Le groupe aéronautique allemand Lufthansa va supprimer 20 000 vols court-courriers d’ici le mois d’octobre. Cette réduction de l’offre s’inscrit dans un contexte de flambée des prix du pétrole, provoquée par la guerre en Iran, qui menace l’approvisionnement en carburant des compagnies aériennes.
Selon les informations rapportées par Al Jazeera, la compagnie allemande a annoncé jeudi qu’elle annulerait les liaisons les moins rentables. L’entreprise va recentrer ses opérations sur ses hubs de Francfort et Munich, une stratégie destinée à économiser environ 40 000 tonnes de kérosène. En parallèle, le groupe a décidé de clouer au sol 27 avions appartenant à sa filiale court-courrier CityLine, anticipant ainsi son calendrier initial.
La crise du carburant est causée par les tensions entre les États-Unis et l’Iran dans le détroit d’Ormuz, un couloir maritime par lequel transitent habituellement 20 % de l’approvisionnement mondial de pétrole et de gaz naturel liquéfié. Depuis le déclenchement de la guerre israélo-américaine contre l’Iran à la fin du mois de février, le prix du kérosène a plus que doublé sur certains marchés. Le baril est ainsi passé de 99 dollars fin février à un pic de 209 dollars au début du mois d’avril, d’après les données de l’agence Associated Press.
Les transporteurs européens sont particulièrement exposés à cette hausse, le continent important près de 75 % de son kérosène depuis la région du Moyen-Orient. Lufthansa affirme avoir sécurisé des réserves suffisantes pour les prochaines semaines et déploie plusieurs mesures, dont l’achat physique de carburant, pour stabiliser ses stocks estivaux. Pour les passagers, cette situation se traduit déjà par une diminution des options de vols et une augmentation des frais à l’approche de la haute saison, plusieurs compagnies ajustant les tarifs des bagages en soute ou appliquant des surcharges.

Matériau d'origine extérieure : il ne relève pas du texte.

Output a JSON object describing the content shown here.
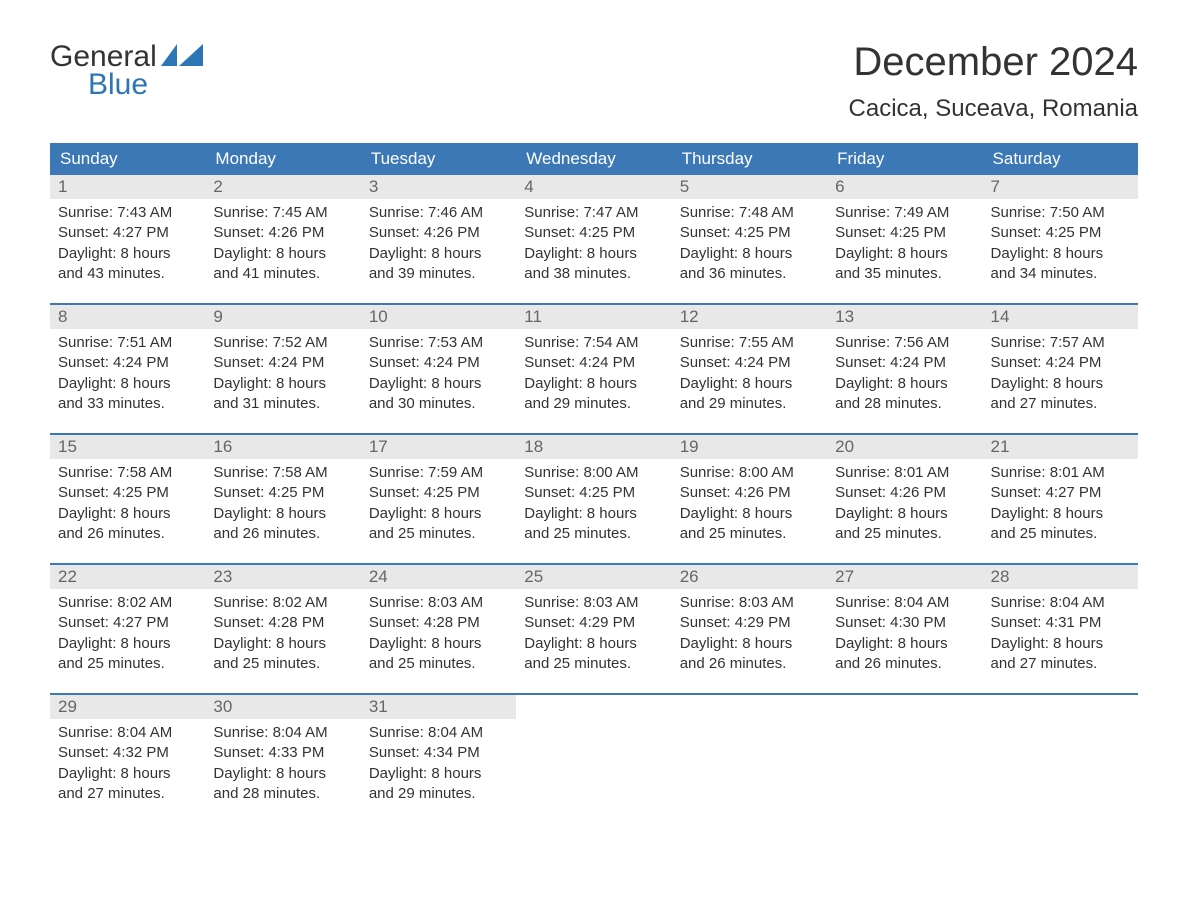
{
  "logo": {
    "text_dark": "General",
    "text_accent": "Blue"
  },
  "colors": {
    "accent": "#3b78b5",
    "header_text": "#ffffff",
    "daynum_bg": "#e8e8e8",
    "daynum_text": "#666666",
    "body_text": "#333333",
    "logo_accent": "#2e75b6",
    "page_bg": "#ffffff"
  },
  "typography": {
    "title_fontsize": 40,
    "location_fontsize": 24,
    "header_fontsize": 17,
    "daynum_fontsize": 17,
    "body_fontsize": 15
  },
  "title": "December 2024",
  "location": "Cacica, Suceava, Romania",
  "day_headers": [
    "Sunday",
    "Monday",
    "Tuesday",
    "Wednesday",
    "Thursday",
    "Friday",
    "Saturday"
  ],
  "weeks": [
    [
      {
        "n": "1",
        "sunrise": "Sunrise: 7:43 AM",
        "sunset": "Sunset: 4:27 PM",
        "d1": "Daylight: 8 hours",
        "d2": "and 43 minutes."
      },
      {
        "n": "2",
        "sunrise": "Sunrise: 7:45 AM",
        "sunset": "Sunset: 4:26 PM",
        "d1": "Daylight: 8 hours",
        "d2": "and 41 minutes."
      },
      {
        "n": "3",
        "sunrise": "Sunrise: 7:46 AM",
        "sunset": "Sunset: 4:26 PM",
        "d1": "Daylight: 8 hours",
        "d2": "and 39 minutes."
      },
      {
        "n": "4",
        "sunrise": "Sunrise: 7:47 AM",
        "sunset": "Sunset: 4:25 PM",
        "d1": "Daylight: 8 hours",
        "d2": "and 38 minutes."
      },
      {
        "n": "5",
        "sunrise": "Sunrise: 7:48 AM",
        "sunset": "Sunset: 4:25 PM",
        "d1": "Daylight: 8 hours",
        "d2": "and 36 minutes."
      },
      {
        "n": "6",
        "sunrise": "Sunrise: 7:49 AM",
        "sunset": "Sunset: 4:25 PM",
        "d1": "Daylight: 8 hours",
        "d2": "and 35 minutes."
      },
      {
        "n": "7",
        "sunrise": "Sunrise: 7:50 AM",
        "sunset": "Sunset: 4:25 PM",
        "d1": "Daylight: 8 hours",
        "d2": "and 34 minutes."
      }
    ],
    [
      {
        "n": "8",
        "sunrise": "Sunrise: 7:51 AM",
        "sunset": "Sunset: 4:24 PM",
        "d1": "Daylight: 8 hours",
        "d2": "and 33 minutes."
      },
      {
        "n": "9",
        "sunrise": "Sunrise: 7:52 AM",
        "sunset": "Sunset: 4:24 PM",
        "d1": "Daylight: 8 hours",
        "d2": "and 31 minutes."
      },
      {
        "n": "10",
        "sunrise": "Sunrise: 7:53 AM",
        "sunset": "Sunset: 4:24 PM",
        "d1": "Daylight: 8 hours",
        "d2": "and 30 minutes."
      },
      {
        "n": "11",
        "sunrise": "Sunrise: 7:54 AM",
        "sunset": "Sunset: 4:24 PM",
        "d1": "Daylight: 8 hours",
        "d2": "and 29 minutes."
      },
      {
        "n": "12",
        "sunrise": "Sunrise: 7:55 AM",
        "sunset": "Sunset: 4:24 PM",
        "d1": "Daylight: 8 hours",
        "d2": "and 29 minutes."
      },
      {
        "n": "13",
        "sunrise": "Sunrise: 7:56 AM",
        "sunset": "Sunset: 4:24 PM",
        "d1": "Daylight: 8 hours",
        "d2": "and 28 minutes."
      },
      {
        "n": "14",
        "sunrise": "Sunrise: 7:57 AM",
        "sunset": "Sunset: 4:24 PM",
        "d1": "Daylight: 8 hours",
        "d2": "and 27 minutes."
      }
    ],
    [
      {
        "n": "15",
        "sunrise": "Sunrise: 7:58 AM",
        "sunset": "Sunset: 4:25 PM",
        "d1": "Daylight: 8 hours",
        "d2": "and 26 minutes."
      },
      {
        "n": "16",
        "sunrise": "Sunrise: 7:58 AM",
        "sunset": "Sunset: 4:25 PM",
        "d1": "Daylight: 8 hours",
        "d2": "and 26 minutes."
      },
      {
        "n": "17",
        "sunrise": "Sunrise: 7:59 AM",
        "sunset": "Sunset: 4:25 PM",
        "d1": "Daylight: 8 hours",
        "d2": "and 25 minutes."
      },
      {
        "n": "18",
        "sunrise": "Sunrise: 8:00 AM",
        "sunset": "Sunset: 4:25 PM",
        "d1": "Daylight: 8 hours",
        "d2": "and 25 minutes."
      },
      {
        "n": "19",
        "sunrise": "Sunrise: 8:00 AM",
        "sunset": "Sunset: 4:26 PM",
        "d1": "Daylight: 8 hours",
        "d2": "and 25 minutes."
      },
      {
        "n": "20",
        "sunrise": "Sunrise: 8:01 AM",
        "sunset": "Sunset: 4:26 PM",
        "d1": "Daylight: 8 hours",
        "d2": "and 25 minutes."
      },
      {
        "n": "21",
        "sunrise": "Sunrise: 8:01 AM",
        "sunset": "Sunset: 4:27 PM",
        "d1": "Daylight: 8 hours",
        "d2": "and 25 minutes."
      }
    ],
    [
      {
        "n": "22",
        "sunrise": "Sunrise: 8:02 AM",
        "sunset": "Sunset: 4:27 PM",
        "d1": "Daylight: 8 hours",
        "d2": "and 25 minutes."
      },
      {
        "n": "23",
        "sunrise": "Sunrise: 8:02 AM",
        "sunset": "Sunset: 4:28 PM",
        "d1": "Daylight: 8 hours",
        "d2": "and 25 minutes."
      },
      {
        "n": "24",
        "sunrise": "Sunrise: 8:03 AM",
        "sunset": "Sunset: 4:28 PM",
        "d1": "Daylight: 8 hours",
        "d2": "and 25 minutes."
      },
      {
        "n": "25",
        "sunrise": "Sunrise: 8:03 AM",
        "sunset": "Sunset: 4:29 PM",
        "d1": "Daylight: 8 hours",
        "d2": "and 25 minutes."
      },
      {
        "n": "26",
        "sunrise": "Sunrise: 8:03 AM",
        "sunset": "Sunset: 4:29 PM",
        "d1": "Daylight: 8 hours",
        "d2": "and 26 minutes."
      },
      {
        "n": "27",
        "sunrise": "Sunrise: 8:04 AM",
        "sunset": "Sunset: 4:30 PM",
        "d1": "Daylight: 8 hours",
        "d2": "and 26 minutes."
      },
      {
        "n": "28",
        "sunrise": "Sunrise: 8:04 AM",
        "sunset": "Sunset: 4:31 PM",
        "d1": "Daylight: 8 hours",
        "d2": "and 27 minutes."
      }
    ],
    [
      {
        "n": "29",
        "sunrise": "Sunrise: 8:04 AM",
        "sunset": "Sunset: 4:32 PM",
        "d1": "Daylight: 8 hours",
        "d2": "and 27 minutes."
      },
      {
        "n": "30",
        "sunrise": "Sunrise: 8:04 AM",
        "sunset": "Sunset: 4:33 PM",
        "d1": "Daylight: 8 hours",
        "d2": "and 28 minutes."
      },
      {
        "n": "31",
        "sunrise": "Sunrise: 8:04 AM",
        "sunset": "Sunset: 4:34 PM",
        "d1": "Daylight: 8 hours",
        "d2": "and 29 minutes."
      },
      {
        "empty": true
      },
      {
        "empty": true
      },
      {
        "empty": true
      },
      {
        "empty": true
      }
    ]
  ]
}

Le directeur de l’Agence internationale de l’énergie (AIE), Fatih Birol, a averti que l’Europe ne disposait plus que d’environ six semaines de réserves de kérosène. Il a signalé la possibilité de prochaines annulations de vols si les approvisionnements restent bloqués, et ce malgré le cessez-le-feu temporaire en vigueur entre l’Iran et les États-Unis.

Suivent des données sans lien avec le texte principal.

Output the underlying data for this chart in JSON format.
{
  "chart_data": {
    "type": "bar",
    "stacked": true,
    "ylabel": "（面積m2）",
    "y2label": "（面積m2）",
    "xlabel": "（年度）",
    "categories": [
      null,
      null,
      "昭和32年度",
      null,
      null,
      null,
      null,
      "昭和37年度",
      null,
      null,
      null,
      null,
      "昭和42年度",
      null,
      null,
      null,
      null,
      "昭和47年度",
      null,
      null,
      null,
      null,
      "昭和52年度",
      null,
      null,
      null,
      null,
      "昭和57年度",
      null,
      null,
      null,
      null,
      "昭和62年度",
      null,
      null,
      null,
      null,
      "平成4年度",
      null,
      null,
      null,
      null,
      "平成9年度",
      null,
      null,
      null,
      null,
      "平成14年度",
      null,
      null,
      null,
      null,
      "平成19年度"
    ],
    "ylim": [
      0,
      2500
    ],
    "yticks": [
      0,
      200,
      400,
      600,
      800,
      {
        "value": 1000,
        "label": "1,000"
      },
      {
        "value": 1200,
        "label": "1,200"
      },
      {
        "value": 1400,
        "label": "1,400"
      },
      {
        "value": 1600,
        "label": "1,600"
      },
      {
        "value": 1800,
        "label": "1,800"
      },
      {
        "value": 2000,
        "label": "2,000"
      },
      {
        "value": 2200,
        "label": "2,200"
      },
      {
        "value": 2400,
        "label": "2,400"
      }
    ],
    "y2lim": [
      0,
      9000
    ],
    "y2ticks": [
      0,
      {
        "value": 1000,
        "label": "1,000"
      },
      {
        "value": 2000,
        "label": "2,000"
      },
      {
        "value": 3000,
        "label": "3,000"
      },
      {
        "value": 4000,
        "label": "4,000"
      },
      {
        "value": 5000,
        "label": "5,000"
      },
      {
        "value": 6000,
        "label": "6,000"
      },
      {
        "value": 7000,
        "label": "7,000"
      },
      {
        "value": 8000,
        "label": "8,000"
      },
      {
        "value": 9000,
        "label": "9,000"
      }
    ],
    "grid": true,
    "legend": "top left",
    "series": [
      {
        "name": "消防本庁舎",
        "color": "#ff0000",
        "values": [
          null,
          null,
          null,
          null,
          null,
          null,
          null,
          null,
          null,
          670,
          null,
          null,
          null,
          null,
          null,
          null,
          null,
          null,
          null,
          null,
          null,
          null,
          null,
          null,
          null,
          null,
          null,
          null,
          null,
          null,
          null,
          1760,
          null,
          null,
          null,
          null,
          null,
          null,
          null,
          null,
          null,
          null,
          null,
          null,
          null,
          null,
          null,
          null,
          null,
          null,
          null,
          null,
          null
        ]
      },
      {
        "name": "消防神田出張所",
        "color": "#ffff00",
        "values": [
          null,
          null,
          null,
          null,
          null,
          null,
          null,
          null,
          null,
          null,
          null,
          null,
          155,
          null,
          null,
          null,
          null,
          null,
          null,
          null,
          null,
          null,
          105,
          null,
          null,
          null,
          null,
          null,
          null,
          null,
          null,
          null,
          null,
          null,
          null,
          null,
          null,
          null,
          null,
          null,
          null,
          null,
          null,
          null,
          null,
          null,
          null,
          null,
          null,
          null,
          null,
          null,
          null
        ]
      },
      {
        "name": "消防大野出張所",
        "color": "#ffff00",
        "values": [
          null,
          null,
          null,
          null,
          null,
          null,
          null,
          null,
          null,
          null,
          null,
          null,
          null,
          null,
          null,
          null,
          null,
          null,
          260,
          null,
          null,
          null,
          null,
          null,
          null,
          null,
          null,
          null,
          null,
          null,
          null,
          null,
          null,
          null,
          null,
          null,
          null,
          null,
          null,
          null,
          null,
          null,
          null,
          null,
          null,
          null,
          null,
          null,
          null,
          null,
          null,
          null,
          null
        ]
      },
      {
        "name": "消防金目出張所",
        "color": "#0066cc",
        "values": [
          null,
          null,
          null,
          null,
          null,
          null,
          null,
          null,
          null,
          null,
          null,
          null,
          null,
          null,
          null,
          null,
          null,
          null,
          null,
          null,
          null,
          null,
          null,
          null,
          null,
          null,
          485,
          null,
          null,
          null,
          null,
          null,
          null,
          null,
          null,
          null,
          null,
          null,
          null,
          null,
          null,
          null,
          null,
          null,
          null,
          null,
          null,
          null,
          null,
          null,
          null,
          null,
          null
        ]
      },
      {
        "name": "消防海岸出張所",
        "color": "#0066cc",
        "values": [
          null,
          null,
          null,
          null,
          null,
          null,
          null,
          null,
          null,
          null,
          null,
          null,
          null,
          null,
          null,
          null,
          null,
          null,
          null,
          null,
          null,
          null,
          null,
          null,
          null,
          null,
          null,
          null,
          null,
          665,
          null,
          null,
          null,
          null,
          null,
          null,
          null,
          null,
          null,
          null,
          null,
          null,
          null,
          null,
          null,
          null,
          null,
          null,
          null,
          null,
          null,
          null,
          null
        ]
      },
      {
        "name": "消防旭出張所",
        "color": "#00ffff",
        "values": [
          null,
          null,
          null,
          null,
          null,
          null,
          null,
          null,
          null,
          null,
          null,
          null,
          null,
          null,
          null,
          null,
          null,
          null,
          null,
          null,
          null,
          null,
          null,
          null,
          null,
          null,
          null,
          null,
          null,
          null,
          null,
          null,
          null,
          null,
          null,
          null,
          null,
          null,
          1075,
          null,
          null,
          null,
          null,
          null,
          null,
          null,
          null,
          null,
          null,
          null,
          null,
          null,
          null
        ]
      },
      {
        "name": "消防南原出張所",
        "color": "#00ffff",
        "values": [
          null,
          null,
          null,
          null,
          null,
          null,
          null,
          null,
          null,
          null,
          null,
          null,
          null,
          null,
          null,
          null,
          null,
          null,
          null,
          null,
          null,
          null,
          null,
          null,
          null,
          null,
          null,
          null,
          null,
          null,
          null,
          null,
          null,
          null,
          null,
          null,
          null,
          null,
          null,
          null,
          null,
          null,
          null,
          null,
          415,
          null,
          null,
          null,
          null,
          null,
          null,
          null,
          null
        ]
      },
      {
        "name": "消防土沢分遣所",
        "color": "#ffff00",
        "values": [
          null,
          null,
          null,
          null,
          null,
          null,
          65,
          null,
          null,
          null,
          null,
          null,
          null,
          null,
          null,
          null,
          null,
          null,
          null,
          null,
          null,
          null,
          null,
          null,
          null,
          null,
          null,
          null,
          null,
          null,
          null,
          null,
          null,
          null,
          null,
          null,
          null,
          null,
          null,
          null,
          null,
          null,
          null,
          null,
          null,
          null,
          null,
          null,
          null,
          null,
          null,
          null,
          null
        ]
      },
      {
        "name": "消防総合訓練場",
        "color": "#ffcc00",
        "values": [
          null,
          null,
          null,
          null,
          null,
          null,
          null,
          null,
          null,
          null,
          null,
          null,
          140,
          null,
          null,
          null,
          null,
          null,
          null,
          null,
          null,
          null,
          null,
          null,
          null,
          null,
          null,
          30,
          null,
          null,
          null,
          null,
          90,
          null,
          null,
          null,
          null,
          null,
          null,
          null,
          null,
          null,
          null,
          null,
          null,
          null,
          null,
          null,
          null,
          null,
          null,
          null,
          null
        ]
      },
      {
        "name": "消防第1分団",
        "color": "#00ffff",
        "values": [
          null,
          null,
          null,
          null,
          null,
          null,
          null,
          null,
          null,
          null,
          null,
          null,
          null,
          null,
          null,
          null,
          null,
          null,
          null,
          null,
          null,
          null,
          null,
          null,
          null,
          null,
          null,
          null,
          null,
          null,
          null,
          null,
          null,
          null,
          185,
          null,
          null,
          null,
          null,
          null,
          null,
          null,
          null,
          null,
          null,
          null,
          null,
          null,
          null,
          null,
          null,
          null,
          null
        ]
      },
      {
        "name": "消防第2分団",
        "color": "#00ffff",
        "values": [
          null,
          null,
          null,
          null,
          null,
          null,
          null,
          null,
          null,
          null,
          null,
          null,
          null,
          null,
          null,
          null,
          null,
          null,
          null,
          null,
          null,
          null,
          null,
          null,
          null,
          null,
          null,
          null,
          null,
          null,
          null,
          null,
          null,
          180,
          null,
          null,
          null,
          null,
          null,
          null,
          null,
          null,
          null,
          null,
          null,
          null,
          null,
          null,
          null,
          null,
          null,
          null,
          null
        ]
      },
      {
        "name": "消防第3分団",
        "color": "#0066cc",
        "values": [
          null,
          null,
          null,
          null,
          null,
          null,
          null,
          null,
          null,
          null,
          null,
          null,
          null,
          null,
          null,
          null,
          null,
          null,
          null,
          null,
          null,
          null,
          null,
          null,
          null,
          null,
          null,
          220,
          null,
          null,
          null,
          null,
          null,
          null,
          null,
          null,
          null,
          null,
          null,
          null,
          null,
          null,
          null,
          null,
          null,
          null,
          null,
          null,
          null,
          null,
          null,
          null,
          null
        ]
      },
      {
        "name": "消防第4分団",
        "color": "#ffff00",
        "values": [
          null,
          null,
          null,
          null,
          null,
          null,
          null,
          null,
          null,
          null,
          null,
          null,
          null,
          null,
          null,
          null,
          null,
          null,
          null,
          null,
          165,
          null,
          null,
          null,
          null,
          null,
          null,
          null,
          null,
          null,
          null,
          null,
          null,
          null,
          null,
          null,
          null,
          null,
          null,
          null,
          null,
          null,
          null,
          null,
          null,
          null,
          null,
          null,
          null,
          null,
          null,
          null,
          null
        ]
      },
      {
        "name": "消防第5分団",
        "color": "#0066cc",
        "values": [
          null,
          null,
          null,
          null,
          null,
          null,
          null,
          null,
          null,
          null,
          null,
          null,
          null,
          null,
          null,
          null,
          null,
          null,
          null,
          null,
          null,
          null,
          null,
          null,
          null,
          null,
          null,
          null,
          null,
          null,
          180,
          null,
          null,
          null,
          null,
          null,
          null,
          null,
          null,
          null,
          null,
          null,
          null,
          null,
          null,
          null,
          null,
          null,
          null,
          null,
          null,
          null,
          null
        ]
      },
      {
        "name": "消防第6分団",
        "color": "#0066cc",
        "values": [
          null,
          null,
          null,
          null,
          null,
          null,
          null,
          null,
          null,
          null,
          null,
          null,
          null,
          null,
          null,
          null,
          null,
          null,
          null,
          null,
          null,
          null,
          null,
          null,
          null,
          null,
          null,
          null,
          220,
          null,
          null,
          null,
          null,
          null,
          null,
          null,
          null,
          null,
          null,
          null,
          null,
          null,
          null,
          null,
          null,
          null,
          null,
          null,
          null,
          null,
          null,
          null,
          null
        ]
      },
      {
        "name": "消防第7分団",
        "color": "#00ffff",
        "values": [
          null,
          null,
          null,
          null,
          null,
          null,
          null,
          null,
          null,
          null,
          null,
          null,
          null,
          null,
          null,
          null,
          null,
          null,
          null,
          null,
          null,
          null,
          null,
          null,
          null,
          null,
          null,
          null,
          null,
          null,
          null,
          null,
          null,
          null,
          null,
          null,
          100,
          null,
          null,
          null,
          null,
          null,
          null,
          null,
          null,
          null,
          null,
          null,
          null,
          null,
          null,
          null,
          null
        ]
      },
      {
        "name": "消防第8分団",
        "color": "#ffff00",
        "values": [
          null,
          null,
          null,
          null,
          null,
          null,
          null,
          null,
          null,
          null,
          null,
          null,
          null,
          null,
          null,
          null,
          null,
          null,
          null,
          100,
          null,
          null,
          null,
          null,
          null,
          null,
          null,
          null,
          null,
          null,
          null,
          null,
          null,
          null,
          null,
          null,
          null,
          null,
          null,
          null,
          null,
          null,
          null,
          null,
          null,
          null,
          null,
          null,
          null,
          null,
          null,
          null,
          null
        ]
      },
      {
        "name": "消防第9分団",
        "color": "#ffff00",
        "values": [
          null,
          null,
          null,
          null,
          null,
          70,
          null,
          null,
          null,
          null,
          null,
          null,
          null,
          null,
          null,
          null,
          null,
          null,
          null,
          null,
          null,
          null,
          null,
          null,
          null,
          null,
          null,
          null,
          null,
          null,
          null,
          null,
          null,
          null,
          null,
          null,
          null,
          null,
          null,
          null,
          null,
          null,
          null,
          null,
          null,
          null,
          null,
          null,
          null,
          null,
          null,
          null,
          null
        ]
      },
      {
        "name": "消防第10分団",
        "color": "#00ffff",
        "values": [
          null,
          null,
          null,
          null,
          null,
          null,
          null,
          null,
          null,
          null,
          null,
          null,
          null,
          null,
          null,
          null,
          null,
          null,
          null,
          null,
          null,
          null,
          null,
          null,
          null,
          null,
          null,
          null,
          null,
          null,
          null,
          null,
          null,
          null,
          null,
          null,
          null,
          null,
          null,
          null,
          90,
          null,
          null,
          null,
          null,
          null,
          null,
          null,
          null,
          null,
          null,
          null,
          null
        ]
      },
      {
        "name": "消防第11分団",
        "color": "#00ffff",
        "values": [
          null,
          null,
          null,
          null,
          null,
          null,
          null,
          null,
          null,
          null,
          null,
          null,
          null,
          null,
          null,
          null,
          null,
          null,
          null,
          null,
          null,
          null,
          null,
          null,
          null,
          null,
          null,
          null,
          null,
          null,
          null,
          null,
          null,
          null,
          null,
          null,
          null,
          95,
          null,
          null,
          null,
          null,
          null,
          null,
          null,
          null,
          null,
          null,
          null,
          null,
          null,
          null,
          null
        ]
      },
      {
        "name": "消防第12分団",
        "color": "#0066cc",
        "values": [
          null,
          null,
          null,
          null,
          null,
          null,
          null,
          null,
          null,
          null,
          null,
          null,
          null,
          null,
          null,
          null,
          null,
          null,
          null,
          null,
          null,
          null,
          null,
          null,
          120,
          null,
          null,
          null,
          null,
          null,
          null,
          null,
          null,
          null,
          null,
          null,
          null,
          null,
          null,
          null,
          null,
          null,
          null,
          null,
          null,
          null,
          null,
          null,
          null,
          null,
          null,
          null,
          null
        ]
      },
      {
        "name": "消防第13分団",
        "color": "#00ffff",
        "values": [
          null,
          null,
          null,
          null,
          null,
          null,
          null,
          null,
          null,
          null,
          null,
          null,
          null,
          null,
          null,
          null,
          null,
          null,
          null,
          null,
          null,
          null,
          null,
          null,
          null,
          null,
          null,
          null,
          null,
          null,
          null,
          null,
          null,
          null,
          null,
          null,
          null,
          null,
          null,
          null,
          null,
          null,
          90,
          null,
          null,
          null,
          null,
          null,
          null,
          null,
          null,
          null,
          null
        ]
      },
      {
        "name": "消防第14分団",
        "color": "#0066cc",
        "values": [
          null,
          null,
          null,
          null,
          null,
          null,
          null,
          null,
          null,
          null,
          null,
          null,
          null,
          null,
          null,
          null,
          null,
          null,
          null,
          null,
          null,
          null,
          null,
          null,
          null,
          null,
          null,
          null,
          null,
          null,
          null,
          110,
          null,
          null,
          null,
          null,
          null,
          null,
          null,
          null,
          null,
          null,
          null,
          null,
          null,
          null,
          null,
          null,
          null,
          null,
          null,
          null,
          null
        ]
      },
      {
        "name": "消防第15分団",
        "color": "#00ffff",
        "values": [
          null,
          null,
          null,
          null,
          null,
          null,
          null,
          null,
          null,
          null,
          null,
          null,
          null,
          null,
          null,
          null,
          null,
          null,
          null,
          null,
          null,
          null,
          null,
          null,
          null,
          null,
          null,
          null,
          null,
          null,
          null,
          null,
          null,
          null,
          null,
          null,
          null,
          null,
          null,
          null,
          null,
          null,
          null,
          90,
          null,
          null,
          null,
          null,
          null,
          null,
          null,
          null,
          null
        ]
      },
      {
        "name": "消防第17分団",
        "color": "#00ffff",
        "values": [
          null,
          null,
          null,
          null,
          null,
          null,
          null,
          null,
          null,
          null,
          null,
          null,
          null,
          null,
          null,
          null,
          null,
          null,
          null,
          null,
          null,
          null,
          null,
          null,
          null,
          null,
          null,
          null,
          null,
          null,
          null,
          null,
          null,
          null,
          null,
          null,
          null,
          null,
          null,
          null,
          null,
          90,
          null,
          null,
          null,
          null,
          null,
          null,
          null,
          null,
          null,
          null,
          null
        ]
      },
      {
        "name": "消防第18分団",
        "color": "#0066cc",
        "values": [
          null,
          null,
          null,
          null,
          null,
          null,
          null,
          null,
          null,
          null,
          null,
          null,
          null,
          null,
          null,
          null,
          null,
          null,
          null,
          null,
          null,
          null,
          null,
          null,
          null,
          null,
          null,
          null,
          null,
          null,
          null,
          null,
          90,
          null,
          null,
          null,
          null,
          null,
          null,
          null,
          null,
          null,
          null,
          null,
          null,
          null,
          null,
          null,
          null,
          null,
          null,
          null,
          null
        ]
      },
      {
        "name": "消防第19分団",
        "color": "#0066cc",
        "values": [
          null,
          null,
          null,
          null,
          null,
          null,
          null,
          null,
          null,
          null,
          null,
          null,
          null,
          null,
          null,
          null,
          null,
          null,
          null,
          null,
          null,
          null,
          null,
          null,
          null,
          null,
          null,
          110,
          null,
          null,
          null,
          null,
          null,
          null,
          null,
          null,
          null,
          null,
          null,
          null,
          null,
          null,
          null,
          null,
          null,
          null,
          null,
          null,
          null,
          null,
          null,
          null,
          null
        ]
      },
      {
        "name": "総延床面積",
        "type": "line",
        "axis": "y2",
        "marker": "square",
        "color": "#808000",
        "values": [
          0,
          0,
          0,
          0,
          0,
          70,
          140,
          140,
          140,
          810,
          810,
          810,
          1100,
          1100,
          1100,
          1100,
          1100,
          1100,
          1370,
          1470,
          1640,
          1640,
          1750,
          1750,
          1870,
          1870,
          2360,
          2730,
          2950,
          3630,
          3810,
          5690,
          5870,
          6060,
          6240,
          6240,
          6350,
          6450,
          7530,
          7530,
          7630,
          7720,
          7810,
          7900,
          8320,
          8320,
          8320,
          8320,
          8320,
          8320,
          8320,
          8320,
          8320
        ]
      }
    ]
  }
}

Le commissaire européen à l’Énergie, Dan Jørgensen, a précisé mercredi que le conflit coûte actuellement près de 500 millions d’euros (environ 600 millions de dollars) par jour à l’Europe. Les gouvernements de l’Union européenne s’inquiètent de pénuries durables de carburant d’aviation, le commissaire ajoutant que même dans le meilleur des scénarios, les conséquences sur les prix pourraient s’étendre sur plusieurs mois, voire plusieurs années.